The majestic, Renaissance Revival-style building has been vacant since August 2022, when the Explorations V Children’s Museum closed its doors and relocated to Bonnet Springs Park.
No longer.
JB Realty Partners purchased the 100-year-old building at 109 N. Kentucky Ave. last month for $2.8 million.
The company promptly started demolition and renovation of its 26,240-square-foot interior.
Will the exterior change? The sidewalk and five parking spaces out front are surrounded now by black-screened, chain-link fencing. Behind the barricades, workers in yellow hardhats have been filling two large dumpsters with the remains of a faux mezzanine floor made of iron.
They’re dismantling the mezzanine to restore 25-foot ceilings, according to Julie Townsend, director of the Lakeland Downtown Development Authority.

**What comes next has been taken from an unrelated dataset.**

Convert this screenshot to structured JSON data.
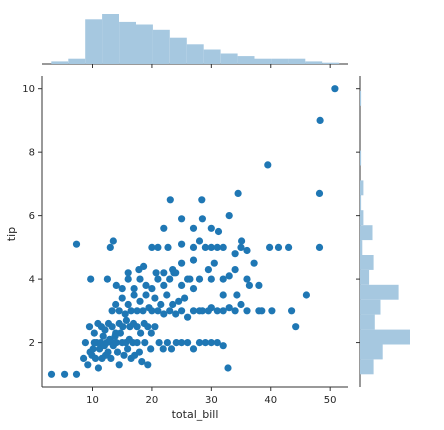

She said the owners are entitled to use all five spaces outside. When the heavy demolition phase concludes, in about 90 to 120 days, they might only need to block off three.
Shawn Jones, managing partner of JB Realty, said in an email that the exterior of the building will not change.
The project is expected to take about a year, wrapping up in the first or second quarter of 2026.
What will it be? The building — which has been a five-and-dime store, a county courthouse and a children’s museum — is being renovated as a bigger office for Kimley-Horn, a planning, engineering and design consulting firm, according to permitting documents filed with the city.
Kimley-Horn has a Lakeland office one block away in another historic building. It has outgrown that space, at 109 S. Kentucky Ave., behind Crews Bank & Trust in the former Nathan’s Men’s Store. That building also was renovated by JB Realty Partners.
What was the previous plan? Tampa-based Gaspar Properties purchased the Kress Building for $2.5 million in 2022 with plans to turn the ground floor into a sophisticated event space.
It would have had a grand staircase, cocktail lounge and separate bride and groom suites on the second floor, and offices on the third floor. Those plans fell through.
It once had jail cells: The three-story building was one of about a hundred nationwide built by S.H. Kress & Co. as a five-and-dime department store, each with a unique design.
The department store, built during the Roaring Twenties, sold everything from off-the-rack suits to penny candy, until about 1978, when it closed its doors.
Polk County purchased it in 1983 for $340,000 and turned it into a satellite courthouse, with two jail cells in the basement.
The building was subsequently purchased by the Explorations V Children’s Museum (now the Florida Children’s Museum) in 1998.
Because of its historical significance, the Kress Building is qualified to receive a 20% Federal Investment Tax Credit for significant renovations and restorations.














I’m glad the building will retain the historic look. I always like the exterior. I hope the interior keeps the look also.
We shopped that building in the 1950’s for school clothes. I was born in the Florida area 1943. I also hope that the building aesthetics, both inside and out, remain the same within reason. People lose so much in all the rampant growth and tear downs. We lose a sense of continuity in our lives and surroundings.